You can say you see the best in others, but if your actions don't reflect that attitude, no one's likely to believe it. Let your behavior speak for you. Practice acts of kindness with those around you. When you are talking to someone, make eye contact and nod to show that he or she has your full attention. Smiling at other people can trigger a similar response from them as well as the positive feelings that go with it. Simple gestures can go a long way toward showing people you see the good in them.

Choose To Trust

It can be difficult for those who have been hurt often or badly to trust other people. If you feel abandoned by those who were meant to care for you, or if you suffered a horrible breakup in the past, it may seem safer to regard everyone you meet with wariness until they prove themselves trustworthy.
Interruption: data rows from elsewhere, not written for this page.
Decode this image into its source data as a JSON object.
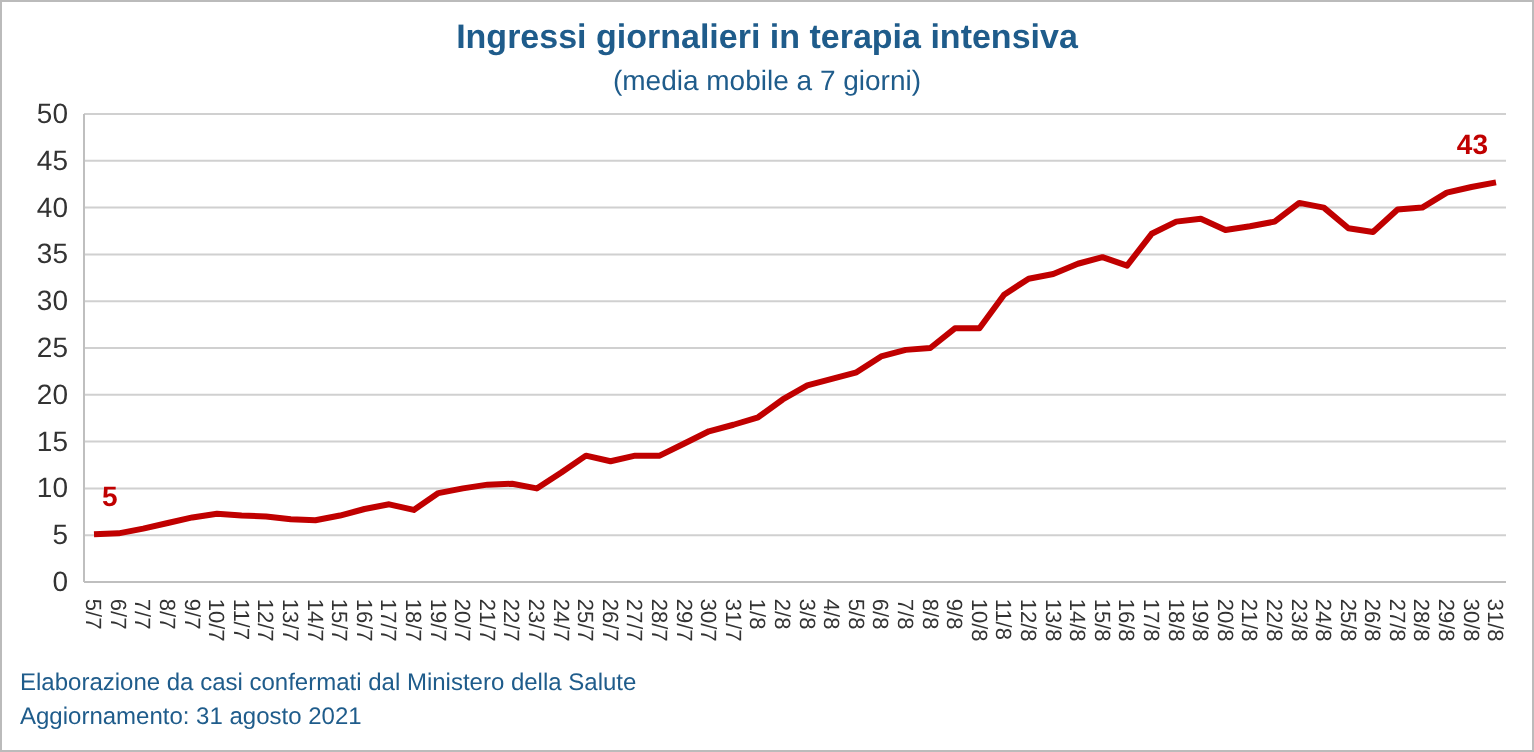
{
  "chart_data": {
    "type": "line",
    "title": "Ingressi giornalieri in terapia intensiva",
    "subtitle": "(media mobile a 7 giorni)",
    "categories": [
      "5/7",
      "6/7",
      "7/7",
      "8/7",
      "9/7",
      "10/7",
      "11/7",
      "12/7",
      "13/7",
      "14/7",
      "15/7",
      "16/7",
      "17/7",
      "18/7",
      "19/7",
      "20/7",
      "21/7",
      "22/7",
      "23/7",
      "24/7",
      "25/7",
      "26/7",
      "27/7",
      "28/7",
      "29/7",
      "30/7",
      "31/7",
      "1/8",
      "2/8",
      "3/8",
      "4/8",
      "5/8",
      "6/8",
      "7/8",
      "8/8",
      "9/8",
      "10/8",
      "11/8",
      "12/8",
      "13/8",
      "14/8",
      "15/8",
      "16/8",
      "17/8",
      "18/8",
      "19/8",
      "20/8",
      "21/8",
      "22/8",
      "23/8",
      "24/8",
      "25/8",
      "26/8",
      "27/8",
      "28/8",
      "29/8",
      "30/8",
      "31/8"
    ],
    "series": [
      {
        "color": "#c00000",
        "values": [
          5.1,
          5.2,
          5.7,
          6.3,
          6.9,
          7.3,
          7.1,
          7.0,
          6.7,
          6.6,
          7.1,
          7.8,
          8.3,
          7.7,
          9.5,
          10.0,
          10.4,
          10.5,
          10.0,
          11.7,
          13.5,
          12.9,
          13.5,
          13.5,
          14.8,
          16.1,
          16.8,
          17.6,
          19.5,
          21.0,
          21.7,
          22.4,
          24.1,
          24.8,
          25.0,
          27.1,
          27.1,
          30.7,
          32.4,
          32.9,
          34.0,
          34.7,
          33.8,
          37.2,
          38.5,
          38.8,
          37.6,
          38.0,
          38.5,
          40.5,
          40.0,
          37.8,
          37.4,
          39.8,
          40.0,
          41.6,
          42.2,
          42.7
        ]
      }
    ],
    "ylim": [
      0,
      50
    ],
    "yticks": [
      0,
      5,
      10,
      15,
      20,
      25,
      30,
      35,
      40,
      45,
      50
    ],
    "grid": "y",
    "line_style": "solid",
    "marker": "none",
    "annotations": [
      {
        "text": "5",
        "x": "5/7",
        "y": 5.1
      },
      {
        "text": "43",
        "x": "31/8",
        "y": 42.7
      },
      "Elaborazione da casi confermati dal Ministero della Salute",
      "Aggiornamento: 31 agosto 2021"
    ]
  }
}
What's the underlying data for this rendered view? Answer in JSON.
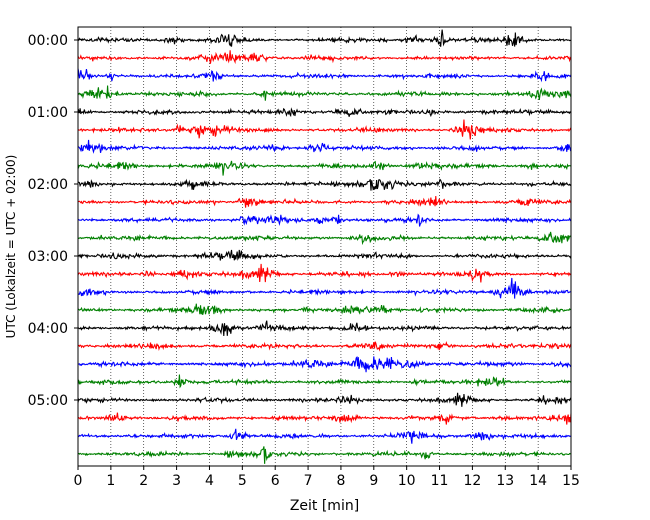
{
  "chart_data": {
    "type": "line",
    "title": "",
    "xlabel": "Zeit  [min]",
    "ylabel": "UTC (Lokalzeit = UTC + 02:00)",
    "xlim": [
      0,
      15
    ],
    "x_ticks": [
      "0",
      "1",
      "2",
      "3",
      "4",
      "5",
      "6",
      "7",
      "8",
      "9",
      "10",
      "11",
      "12",
      "13",
      "14",
      "15"
    ],
    "y_tick_labels": [
      "00:00",
      "01:00",
      "02:00",
      "03:00",
      "04:00",
      "05:00"
    ],
    "row_interval_minutes": 15,
    "row_count": 24,
    "trace_colors": [
      "#000000",
      "#ff0000",
      "#0000ff",
      "#008000"
    ],
    "vertical_grid": true,
    "grid_style": "dotted",
    "legend": "none",
    "rows": [
      {
        "label": "00:00"
      },
      {
        "label": "00:15"
      },
      {
        "label": "00:30"
      },
      {
        "label": "00:45"
      },
      {
        "label": "01:00"
      },
      {
        "label": "01:15"
      },
      {
        "label": "01:30"
      },
      {
        "label": "01:45"
      },
      {
        "label": "02:00"
      },
      {
        "label": "02:15"
      },
      {
        "label": "02:30"
      },
      {
        "label": "02:45"
      },
      {
        "label": "03:00"
      },
      {
        "label": "03:15"
      },
      {
        "label": "03:30"
      },
      {
        "label": "03:45"
      },
      {
        "label": "04:00"
      },
      {
        "label": "04:15"
      },
      {
        "label": "04:30"
      },
      {
        "label": "04:45"
      },
      {
        "label": "05:00"
      },
      {
        "label": "05:15"
      },
      {
        "label": "05:30"
      },
      {
        "label": "05:45"
      }
    ]
  }
}
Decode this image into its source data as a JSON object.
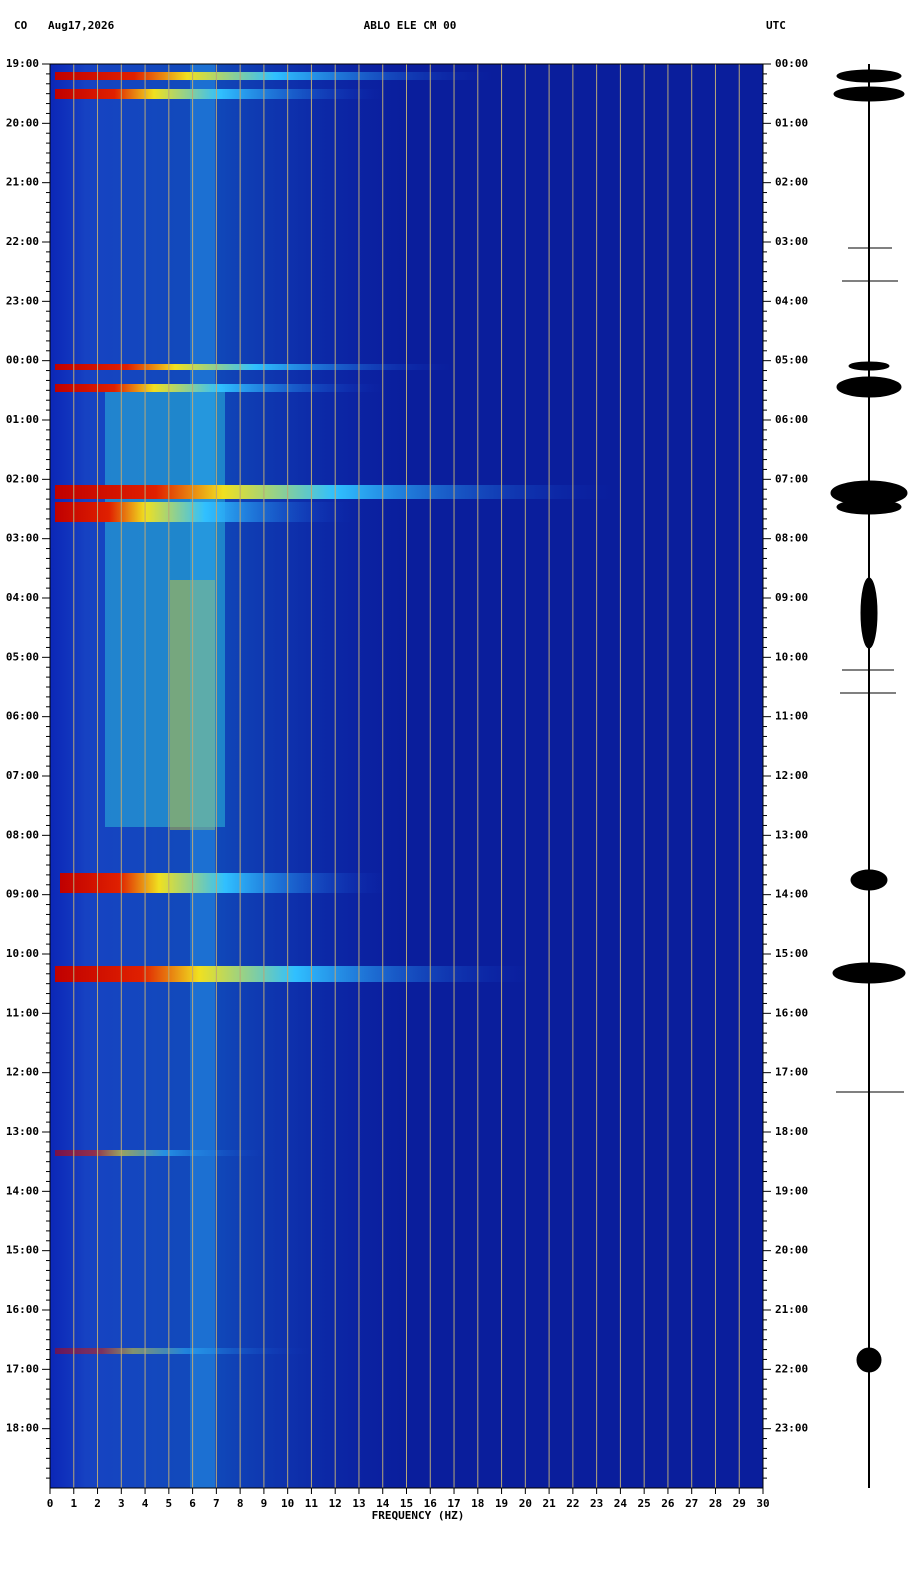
{
  "chart_data": {
    "type": "spectrogram",
    "station_code": "CO",
    "date": "Aug17,2026",
    "title": "ABLO ELE CM 00",
    "timezone": "UTC",
    "xlabel": "FREQUENCY (HZ)",
    "xlim": [
      0,
      30
    ],
    "xticks": [
      0,
      1,
      2,
      3,
      4,
      5,
      6,
      7,
      8,
      9,
      10,
      11,
      12,
      13,
      14,
      15,
      16,
      17,
      18,
      19,
      20,
      21,
      22,
      23,
      24,
      25,
      26,
      27,
      28,
      29,
      30
    ],
    "left_time_labels": [
      "19:00",
      "20:00",
      "21:00",
      "22:00",
      "23:00",
      "00:00",
      "01:00",
      "02:00",
      "03:00",
      "04:00",
      "05:00",
      "06:00",
      "07:00",
      "08:00",
      "09:00",
      "10:00",
      "11:00",
      "12:00",
      "13:00",
      "14:00",
      "15:00",
      "16:00",
      "17:00",
      "18:00"
    ],
    "right_time_labels": [
      "00:00",
      "01:00",
      "02:00",
      "03:00",
      "04:00",
      "05:00",
      "06:00",
      "07:00",
      "08:00",
      "09:00",
      "10:00",
      "11:00",
      "12:00",
      "13:00",
      "14:00",
      "15:00",
      "16:00",
      "17:00",
      "18:00",
      "19:00",
      "20:00",
      "21:00",
      "22:00",
      "23:00"
    ],
    "grid": true
  }
}
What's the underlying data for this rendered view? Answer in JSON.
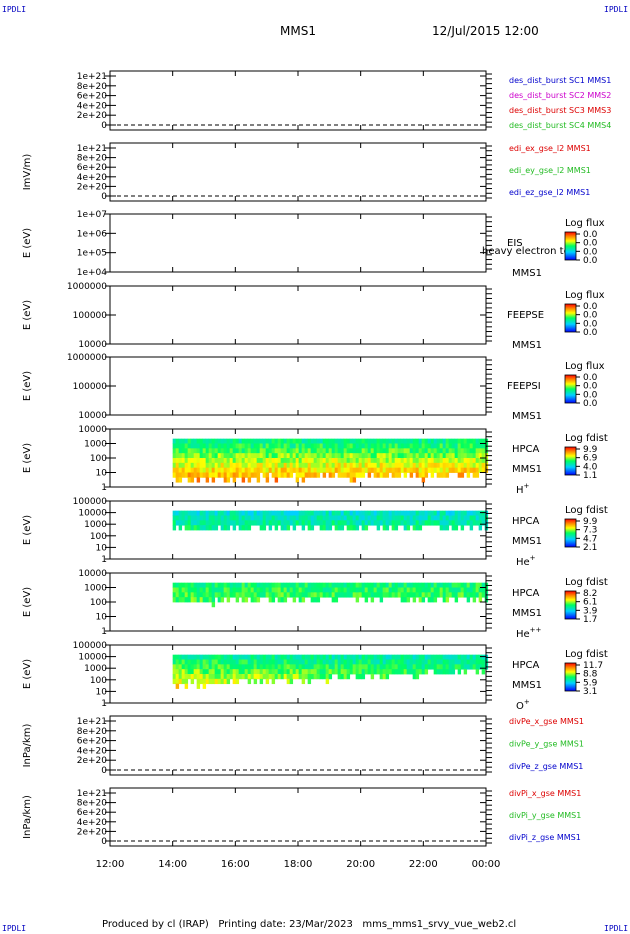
{
  "header": {
    "corner_tl": "IPDLI",
    "corner_tr": "IPDLI",
    "corner_bl": "IPDLI",
    "corner_br": "IPDLI",
    "title": "MMS1",
    "datetime": "12/Jul/2015 12:00"
  },
  "footer": {
    "text": "Produced by cl (IRAP)   Printing date: 23/Mar/2023   mms_mms1_srvy_vue_web2.cl"
  },
  "colors": {
    "blue": "#0000cc",
    "magenta": "#cc00cc",
    "red": "#dd0000",
    "green": "#22bb22"
  },
  "chart_data": {
    "type": "heatmap",
    "x_axis": {
      "range": [
        "12:00",
        "00:00"
      ],
      "tick_labels": [
        "12:00",
        "14:00",
        "16:00",
        "18:00",
        "20:00",
        "22:00",
        "00:00"
      ]
    },
    "panels": [
      {
        "id": "des",
        "type": "line",
        "ylabel": "",
        "ytick_labels": [
          "1e+21",
          "8e+20",
          "6e+20",
          "4e+20",
          "2e+20",
          "0"
        ],
        "ylim": [
          0,
          1e+21
        ],
        "series": [
          {
            "name": "des_dist_burst SC1 MMS1",
            "color": "#0000cc"
          },
          {
            "name": "des_dist_burst SC2 MMS2",
            "color": "#cc00cc"
          },
          {
            "name": "des_dist_burst SC3 MMS3",
            "color": "#dd0000"
          },
          {
            "name": "des_dist_burst SC4 MMS4",
            "color": "#22bb22"
          }
        ]
      },
      {
        "id": "edi",
        "type": "line",
        "ylabel": "ImV/m)",
        "ytick_labels": [
          "1e+21",
          "8e+20",
          "6e+20",
          "4e+20",
          "2e+20",
          "0"
        ],
        "ylim": [
          0,
          1e+21
        ],
        "series": [
          {
            "name": "edi_ex_gse_l2 MMS1",
            "color": "#dd0000"
          },
          {
            "name": "edi_ey_gse_l2 MMS1",
            "color": "#22bb22"
          },
          {
            "name": "edi_ez_gse_l2 MMS1",
            "color": "#0000cc"
          }
        ]
      },
      {
        "id": "eis",
        "type": "heatmap",
        "ylabel": "E (eV)",
        "ytick_labels": [
          "1e+07",
          "1e+06",
          "1e+05",
          "1e+04"
        ],
        "instrument": [
          "EIS",
          "MMS1"
        ],
        "overlay_text": "heavy electron to",
        "colorbar": {
          "label": "Log flux",
          "ticks": [
            "0.0",
            "0.0",
            "0.0",
            "0.0"
          ]
        }
      },
      {
        "id": "feepse",
        "type": "heatmap",
        "ylabel": "E (eV)",
        "ytick_labels": [
          "1000000",
          "100000",
          "10000"
        ],
        "instrument": [
          "FEEPSE",
          "MMS1"
        ],
        "colorbar": {
          "label": "Log flux",
          "ticks": [
            "0.0",
            "0.0",
            "0.0",
            "0.0"
          ]
        }
      },
      {
        "id": "feepsi",
        "type": "heatmap",
        "ylabel": "E (eV)",
        "ytick_labels": [
          "1000000",
          "100000",
          "10000"
        ],
        "instrument": [
          "FEEPSI",
          "MMS1"
        ],
        "colorbar": {
          "label": "Log flux",
          "ticks": [
            "0.0",
            "0.0",
            "0.0",
            "0.0"
          ]
        }
      },
      {
        "id": "hpca-h",
        "type": "heatmap",
        "ylabel": "E (eV)",
        "ytick_labels": [
          "10000",
          "1000",
          "100",
          "10",
          "1"
        ],
        "instrument": [
          "HPCA",
          "MMS1"
        ],
        "species": "H",
        "species_sup": "+",
        "colorbar": {
          "label": "Log fdist",
          "ticks": [
            "9.9",
            "6.9",
            "4.0",
            "1.1"
          ]
        },
        "data_start": "14:00"
      },
      {
        "id": "hpca-he",
        "type": "heatmap",
        "ylabel": "E (eV)",
        "ytick_labels": [
          "100000",
          "10000",
          "1000",
          "100",
          "10",
          "1"
        ],
        "instrument": [
          "HPCA",
          "MMS1"
        ],
        "species": "He",
        "species_sup": "+",
        "colorbar": {
          "label": "Log fdist",
          "ticks": [
            "9.9",
            "7.3",
            "4.7",
            "2.1"
          ]
        },
        "data_start": "14:00"
      },
      {
        "id": "hpca-he2",
        "type": "heatmap",
        "ylabel": "E (eV)",
        "ytick_labels": [
          "10000",
          "1000",
          "100",
          "10",
          "1"
        ],
        "instrument": [
          "HPCA",
          "MMS1"
        ],
        "species": "He",
        "species_sup": "++",
        "colorbar": {
          "label": "Log fdist",
          "ticks": [
            "8.2",
            "6.1",
            "3.9",
            "1.7"
          ]
        },
        "data_start": "14:00"
      },
      {
        "id": "hpca-o",
        "type": "heatmap",
        "ylabel": "E (eV)",
        "ytick_labels": [
          "100000",
          "10000",
          "1000",
          "100",
          "10",
          "1"
        ],
        "instrument": [
          "HPCA",
          "MMS1"
        ],
        "species": "O",
        "species_sup": "+",
        "colorbar": {
          "label": "Log fdist",
          "ticks": [
            "11.7",
            "8.8",
            "5.9",
            "3.1"
          ]
        },
        "data_start": "14:00"
      },
      {
        "id": "divpe",
        "type": "line",
        "ylabel": "InPa/km)",
        "ytick_labels": [
          "1e+21",
          "8e+20",
          "6e+20",
          "4e+20",
          "2e+20",
          "0"
        ],
        "ylim": [
          0,
          1e+21
        ],
        "series": [
          {
            "name": "divPe_x_gse MMS1",
            "color": "#dd0000"
          },
          {
            "name": "divPe_y_gse MMS1",
            "color": "#22bb22"
          },
          {
            "name": "divPe_z_gse MMS1",
            "color": "#0000cc"
          }
        ]
      },
      {
        "id": "divpi",
        "type": "line",
        "ylabel": "InPa/km)",
        "ytick_labels": [
          "1e+21",
          "8e+20",
          "6e+20",
          "4e+20",
          "2e+20",
          "0"
        ],
        "ylim": [
          0,
          1e+21
        ],
        "series": [
          {
            "name": "divPi_x_gse MMS1",
            "color": "#dd0000"
          },
          {
            "name": "divPi_y_gse MMS1",
            "color": "#22bb22"
          },
          {
            "name": "divPi_z_gse MMS1",
            "color": "#0000cc"
          }
        ]
      }
    ]
  }
}
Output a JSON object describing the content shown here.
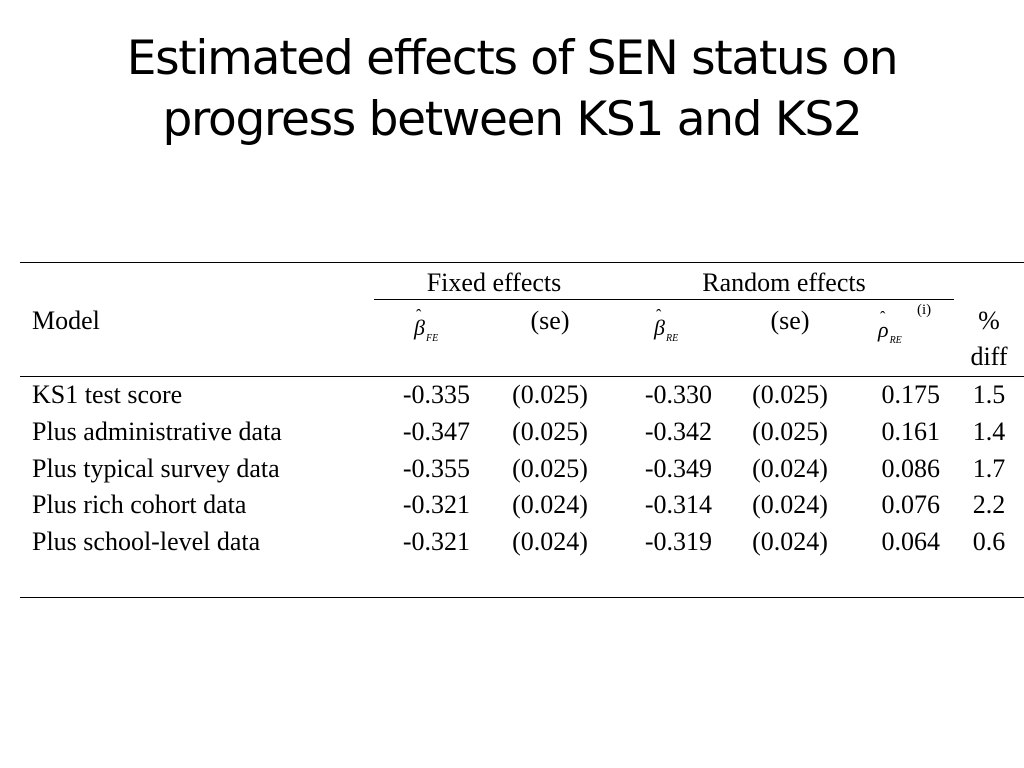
{
  "title": {
    "line1": "Estimated effects of SEN status on",
    "line2": "progress between KS1 and KS2"
  },
  "table": {
    "group_headers": {
      "fixed": "Fixed effects",
      "random": "Random effects"
    },
    "columns": {
      "model": "Model",
      "beta_fe_symbol": "β",
      "beta_fe_hat": "ˆ",
      "beta_fe_sub": "FE",
      "se_fe": "(se)",
      "beta_re_symbol": "β",
      "beta_re_hat": "ˆ",
      "beta_re_sub": "RE",
      "se_re": "(se)",
      "rho_re_symbol": "ρ",
      "rho_re_hat": "ˆ",
      "rho_re_sub": "RE",
      "rho_re_note": "(i)",
      "pct_line1": "%",
      "pct_line2": "diff"
    },
    "rows": [
      {
        "model": "KS1 test score",
        "beta_fe": "-0.335",
        "se_fe": "(0.025)",
        "beta_re": "-0.330",
        "se_re": "(0.025)",
        "rho_re": "0.175",
        "pct_diff": "1.5"
      },
      {
        "model": "Plus administrative data",
        "beta_fe": "-0.347",
        "se_fe": "(0.025)",
        "beta_re": "-0.342",
        "se_re": "(0.025)",
        "rho_re": "0.161",
        "pct_diff": "1.4"
      },
      {
        "model": "Plus typical survey data",
        "beta_fe": "-0.355",
        "se_fe": "(0.025)",
        "beta_re": "-0.349",
        "se_re": "(0.024)",
        "rho_re": "0.086",
        "pct_diff": "1.7"
      },
      {
        "model": "Plus rich cohort data",
        "beta_fe": "-0.321",
        "se_fe": "(0.024)",
        "beta_re": "-0.314",
        "se_re": "(0.024)",
        "rho_re": "0.076",
        "pct_diff": "2.2"
      },
      {
        "model": "Plus school-level data",
        "beta_fe": "-0.321",
        "se_fe": "(0.024)",
        "beta_re": "-0.319",
        "se_re": "(0.024)",
        "rho_re": "0.064",
        "pct_diff": "0.6"
      }
    ]
  }
}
This response is both normal and understandable.

Ultimately, however, seeing the best in others comes down to choice. You can hold on to previously held convictions that people will let you down, or you can focus on all the ways that they haven't. You don't have to put up with abuse, of course, but if you use it as an excuse to never let anyone else get close, you are hurting yourself just as much as you are hurting those who miss out on the chance to get to know you. You get to choose which experiences guide your judgment and affect your relationships. 

Looking for the best in others may be difficult at times, but it is well worth the effort. You may be delighted to find how much it affects your general outlook on life.